Fortune magazine in mid-September announced its annual list of the 50 most powerful women in business, and the top three spots belong to ladies of the food & beverage industry. So does No. 10.
For the fourth year in a row, Indra Nooyi leads the pack. At age 53, the chairman and CEO of PepsiCo Inc. “deliver[s] strong profits on $43 billion in sales. Her August deal to buy Pepsi’s two biggest bottlers should produce some $300 million in annual cost savings.” But the magazine notes one weak spot: “Consumers panned the rebranding of Gatorade and Tropicana.”
No. 2 is Kraft Foods Inc.’s Irene Rosenfeld, also a chairman and CEO. The 56-year-old “pianist and avid Rollerblader has advertised heavily during the recession to keep sales of macaroni and cheese and Kool-Aid flowing.
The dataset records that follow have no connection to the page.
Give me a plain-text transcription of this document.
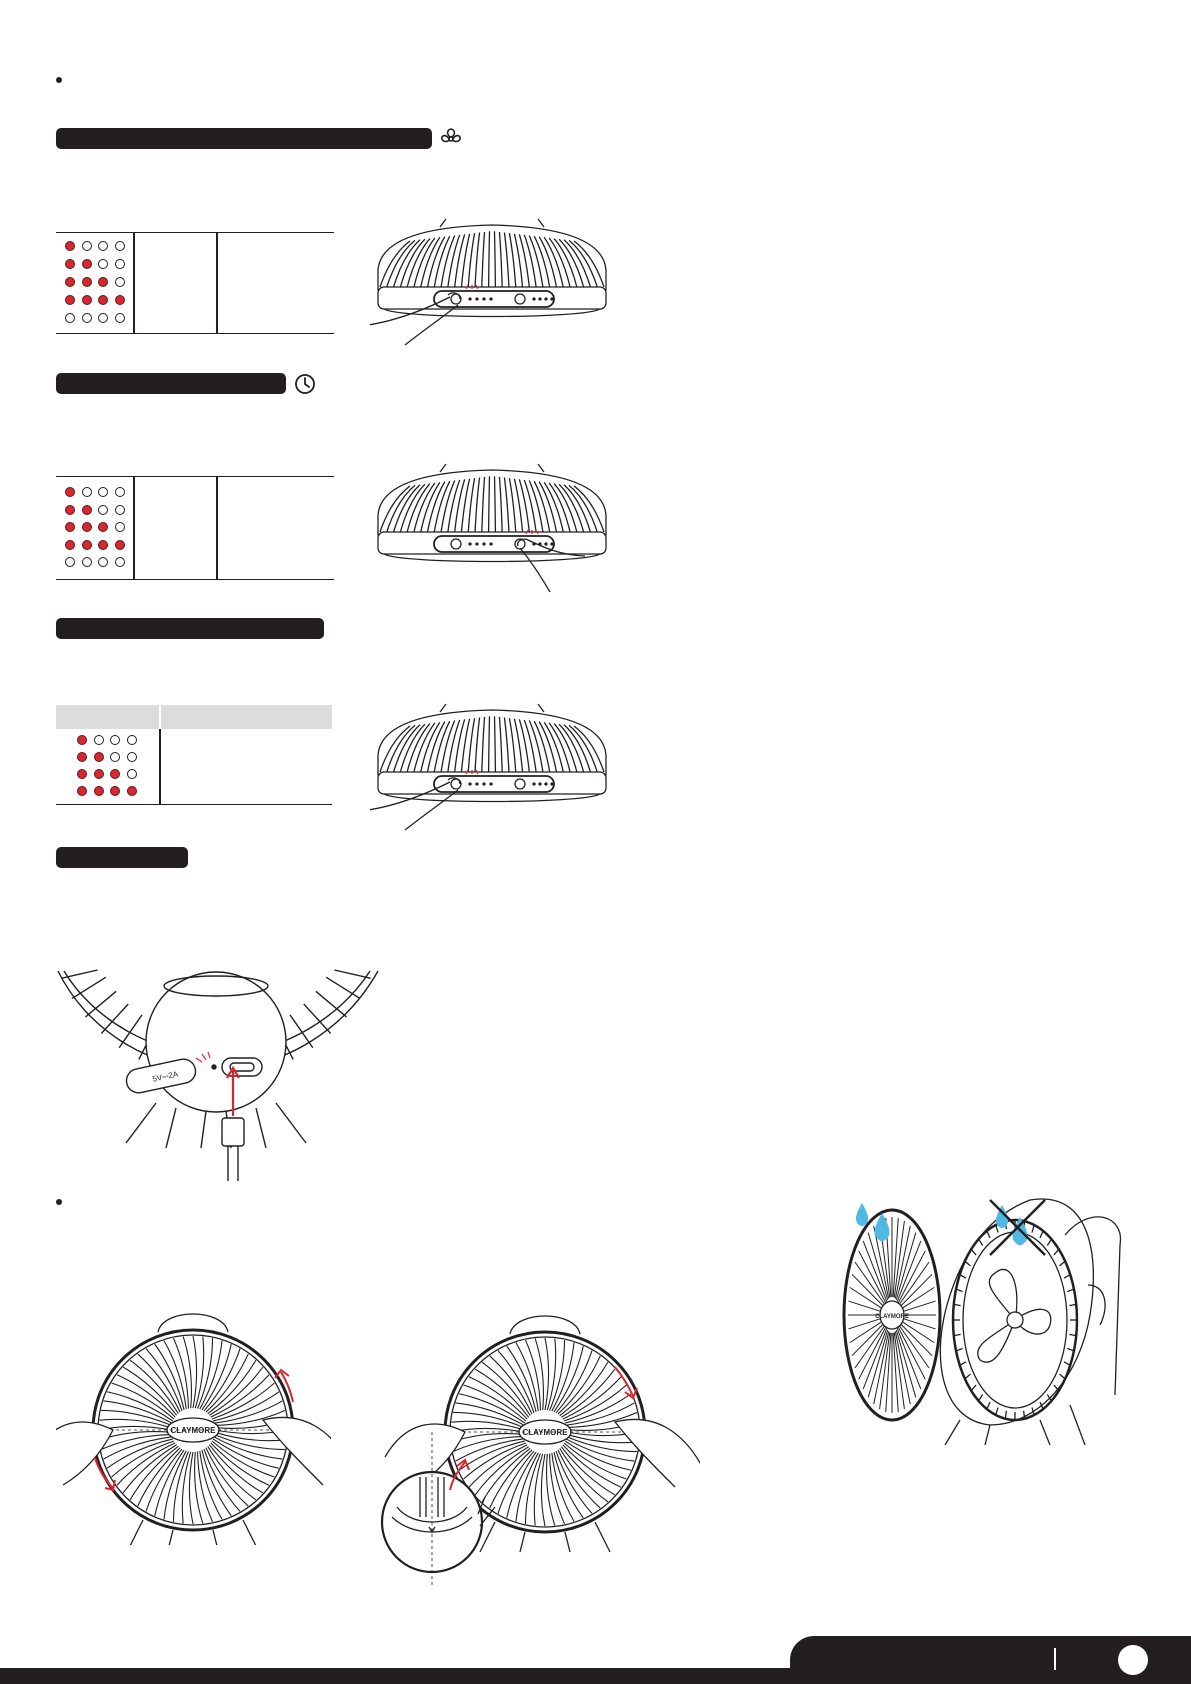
5V⎓2A
CLAYMORE	CLAYMORE
CLAYMORE
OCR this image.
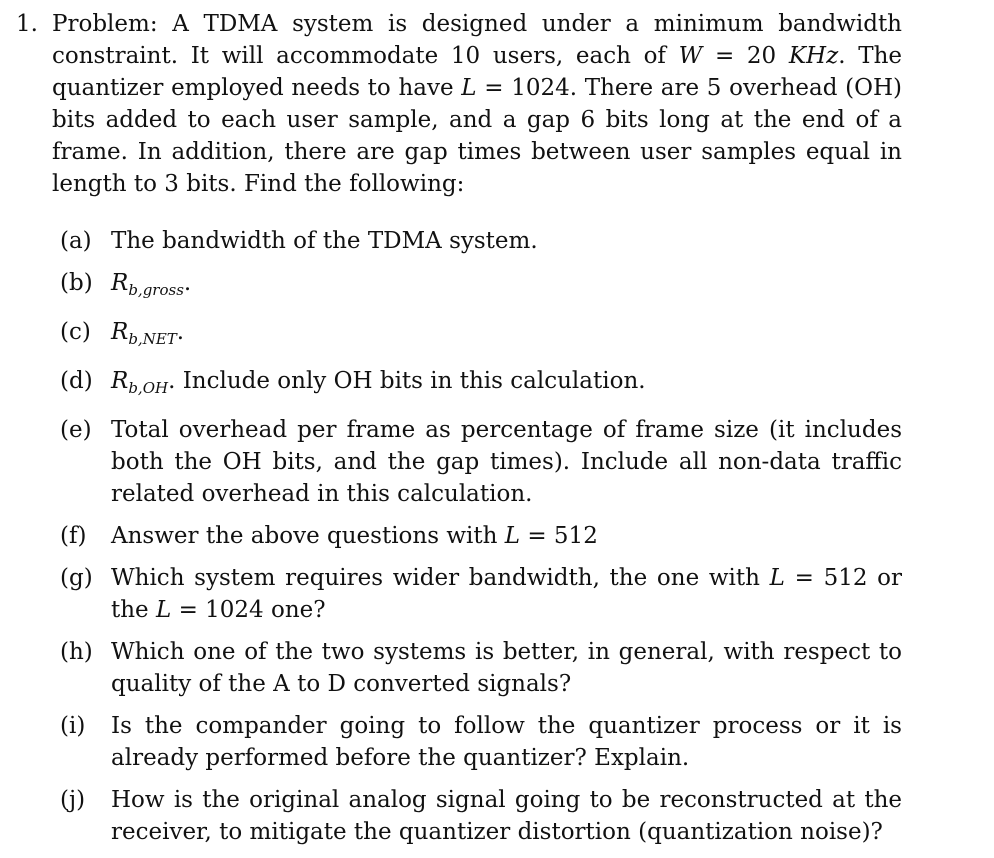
1. Problem: A TDMA system is designed under a minimum bandwidth constraint. It will accommodate 10 users, each of W = 20 KHz. The quantizer employed needs to have L = 1024. There are 5 overhead (OH) bits added to each user sample, and a gap 6 bits long at the end of a frame. In addition, there are gap times between user samples equal in length to 3 bits. Find the following:
(a) The bandwidth of the TDMA system.
(b) $R_{b,gross}$.
(c) $R_{b,NET}$.
(d) $R_{b,OH}$. Include only OH bits in this calculation.
(e) Total overhead per frame as percentage of frame size (it includes both the OH bits, and the gap times). Include all non-data traffic related overhead in this calculation.
(f) Answer the above questions with L = 512
(g) Which system requires wider bandwidth, the one with L = 512 or the L = 1024 one?
(h) Which one of the two systems is better, in general, with respect to quality of the A to D converted signals?
(i) Is the compander going to follow the quantizer process or it is already performed before the quantizer? Explain.
(j) How is the original analog signal going to be reconstructed at the receiver, to mitigate the quantizer distortion (quantization noise)?
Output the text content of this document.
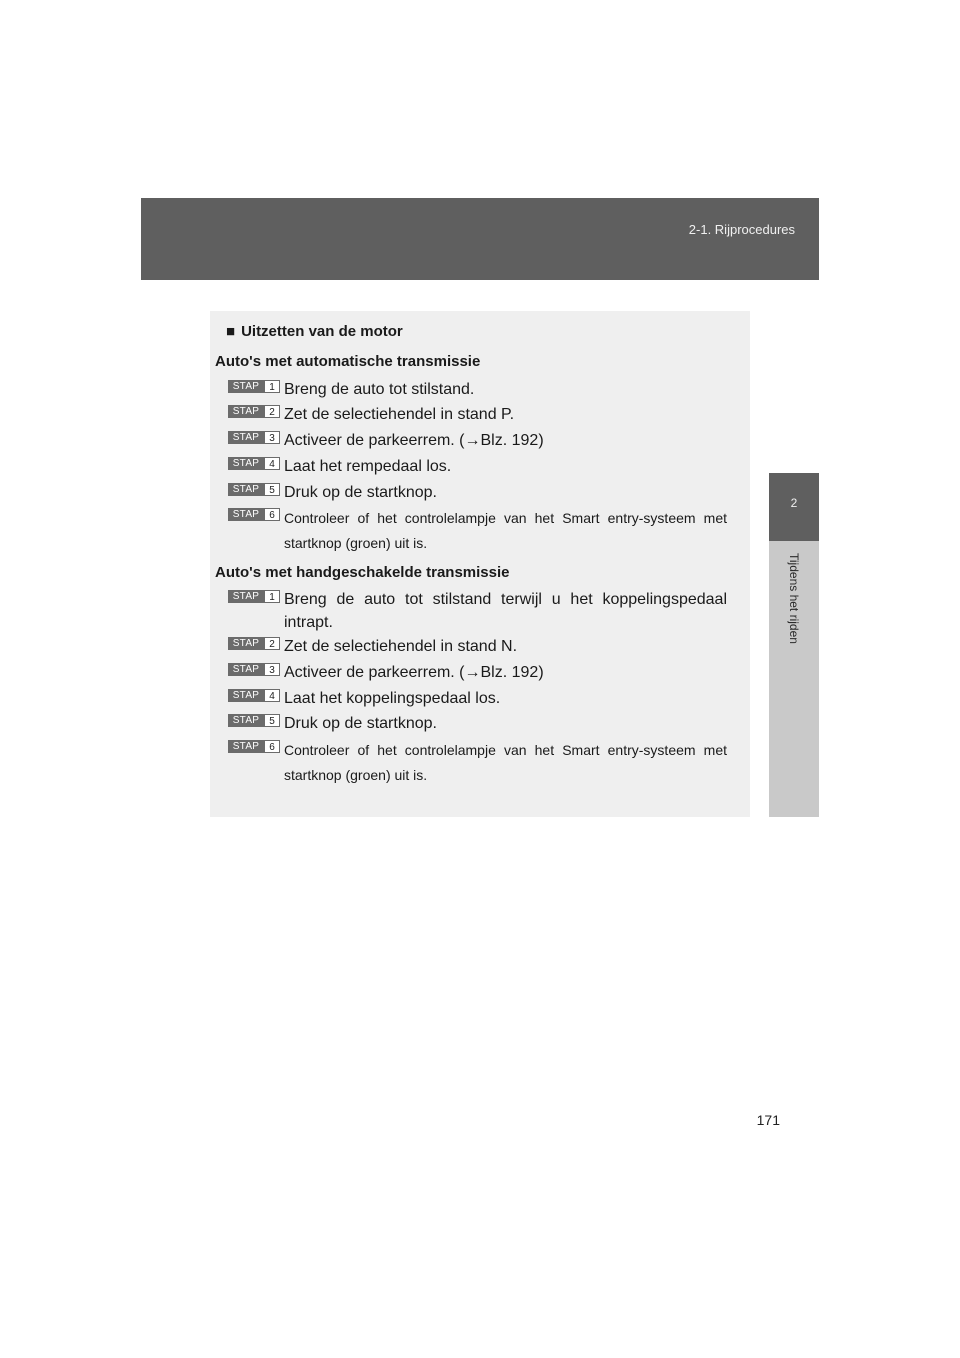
2-1. Rijprocedures
2
Tijdens het rijden
■ Uitzetten van de motor
Auto's met automatische transmissie
STAP 1 Breng de auto tot stilstand.
STAP 2 Zet de selectiehendel in stand P.
STAP 3 Activeer de parkeerrem. (→Blz. 192)
STAP 4 Laat het rempedaal los.
STAP 5 Druk op de startknop.
STAP 6 Controleer of het controlelampje van het Smart entry-systeem met startknop (groen) uit is.
Auto's met handgeschakelde transmissie
STAP 1 Breng de auto tot stilstand terwijl u het koppelingspedaal intrapt.
STAP 2 Zet de selectiehendel in stand N.
STAP 3 Activeer de parkeerrem. (→Blz. 192)
STAP 4 Laat het koppelingspedaal los.
STAP 5 Druk op de startknop.
STAP 6 Controleer of het controlelampje van het Smart entry-systeem met startknop (groen) uit is.
171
Revenue was up 15 percent in 2008, and the stock -- a recent addition to the Dow 30 -- outperformed the S&P over the past year.”
Patricia Woertz, chairman, CEO and president of Archer Daniels Midland Co., is third. The 53-year-old former oil company executive “bet big on ethanol, and ADM's stock has risen 15 percent over the past 12 months.” She also sits on the Procter & Gamble board.
All three women held the exact same places in the magazine’s previous year’s ranking.
The only other woman on the list was Sara Lee’s Brenda Barnes at No. 10. The chairman and CEO, 55, “has shed businesses that made up 40 percent of revenue. Still, the stock has flagged.” She was No. 9 last year.
By the way, Oprah Winfrey was No. 6.
Now, what do they make? According to a separate Fortune list:
Rosenfeld $16 million (no. 7)
Woertz $15 million (No. 9)
Nooyi $14.9 million (No. 10)
Barnes $10.5 million (No. 15)
The magazine also notes: “In 1998 when the Most Powerful Women in Business list premiered, just two of our honorees ran Fortune 500 companies. This year 13 do.”